During his seven months at the Burn Center, Rana required 35 skin grafts. He sustained a fourth-degree burn on his left foot, which required two toes to be removed. However, the team at the University of Chicago Medicine was able to spare his other toes and fingers.
When physicians were certain that Rana was in the clear, they transferred him to an acute rehabilitation facility back in Indianapolis. There, his rehabilitation continued for three years. As Rana grew stronger, he decided to go back to school. In 2012, he received his MBA in finance from Kelley School of Business, Indiana University, Indianapolis, where he earned the highest grade point average (GPA) in his graduating class. Rana, who grew up in a suburb of Delhi, chose to stay in the United States and now works in the finance office at an Indianapolis-based health system. In 2011, he began studying to earn his chartered financial analyst (CFA) designation. Most importantly, he has been able to live on his own. “My treatment at the University of Chicago helped get me to where I am today,” Rana said. “I am so thankful to all the doctors and nurses.”

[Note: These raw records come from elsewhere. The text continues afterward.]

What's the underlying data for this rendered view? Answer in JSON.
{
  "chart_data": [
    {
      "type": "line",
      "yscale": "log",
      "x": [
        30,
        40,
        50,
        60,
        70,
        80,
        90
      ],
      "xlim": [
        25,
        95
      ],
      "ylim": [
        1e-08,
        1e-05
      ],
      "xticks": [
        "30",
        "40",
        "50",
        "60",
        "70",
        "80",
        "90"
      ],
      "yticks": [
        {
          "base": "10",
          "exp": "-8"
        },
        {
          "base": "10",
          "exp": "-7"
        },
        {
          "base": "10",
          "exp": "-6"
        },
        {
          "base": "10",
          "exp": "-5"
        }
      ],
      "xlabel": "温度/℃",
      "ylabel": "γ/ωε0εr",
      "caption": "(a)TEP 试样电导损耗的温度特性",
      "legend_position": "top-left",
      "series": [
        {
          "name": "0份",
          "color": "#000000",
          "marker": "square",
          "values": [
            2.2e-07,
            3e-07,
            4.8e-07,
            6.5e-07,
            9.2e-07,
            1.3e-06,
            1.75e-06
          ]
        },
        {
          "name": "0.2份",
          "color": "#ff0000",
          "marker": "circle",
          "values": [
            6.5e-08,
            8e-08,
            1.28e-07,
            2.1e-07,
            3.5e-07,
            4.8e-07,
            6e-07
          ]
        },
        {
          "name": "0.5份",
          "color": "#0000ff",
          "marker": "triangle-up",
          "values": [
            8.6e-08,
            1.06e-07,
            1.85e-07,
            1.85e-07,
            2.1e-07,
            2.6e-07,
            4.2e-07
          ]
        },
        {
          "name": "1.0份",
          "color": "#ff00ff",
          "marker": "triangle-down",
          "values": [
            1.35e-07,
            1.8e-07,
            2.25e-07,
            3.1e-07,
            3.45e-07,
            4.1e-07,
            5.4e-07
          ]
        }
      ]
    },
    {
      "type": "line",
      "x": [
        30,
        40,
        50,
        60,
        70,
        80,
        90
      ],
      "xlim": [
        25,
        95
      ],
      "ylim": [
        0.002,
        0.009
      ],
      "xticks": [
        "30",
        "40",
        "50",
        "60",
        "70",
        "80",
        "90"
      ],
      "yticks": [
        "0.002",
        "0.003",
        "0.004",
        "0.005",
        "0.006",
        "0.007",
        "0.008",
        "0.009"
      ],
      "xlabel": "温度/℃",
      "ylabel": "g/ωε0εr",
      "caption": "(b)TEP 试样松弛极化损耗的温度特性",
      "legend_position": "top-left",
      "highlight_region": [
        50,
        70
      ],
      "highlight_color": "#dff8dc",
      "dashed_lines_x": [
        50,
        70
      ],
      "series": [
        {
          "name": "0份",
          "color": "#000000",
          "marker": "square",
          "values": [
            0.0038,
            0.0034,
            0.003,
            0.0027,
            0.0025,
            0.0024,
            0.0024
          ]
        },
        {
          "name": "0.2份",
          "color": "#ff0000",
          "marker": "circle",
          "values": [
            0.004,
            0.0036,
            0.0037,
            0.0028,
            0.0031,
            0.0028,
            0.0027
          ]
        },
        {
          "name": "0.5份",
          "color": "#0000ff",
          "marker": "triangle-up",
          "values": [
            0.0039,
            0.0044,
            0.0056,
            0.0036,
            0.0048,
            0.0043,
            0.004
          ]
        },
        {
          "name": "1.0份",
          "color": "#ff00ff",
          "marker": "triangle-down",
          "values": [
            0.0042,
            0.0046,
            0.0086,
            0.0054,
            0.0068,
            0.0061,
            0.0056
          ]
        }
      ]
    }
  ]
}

Yet he has not reached every goal. In 2008 -- just three years after the fire -- Rana ran a half marathon in three hours. He hopes to shave 30 minutes off a future half-marathon and continues to run two to three miles, three to four times a week.
When he is not running or studying, he also volunteers for the Center for Victim and Human Rights, a nonprofit legal services organization, and visits burn patients at a local hospital. “I tell them there is hope and life after burns,” Rana said. “It takes a long time but you have to be patient. You have to treat it like a full-time job. Everything else can wait but your recovery cannot.”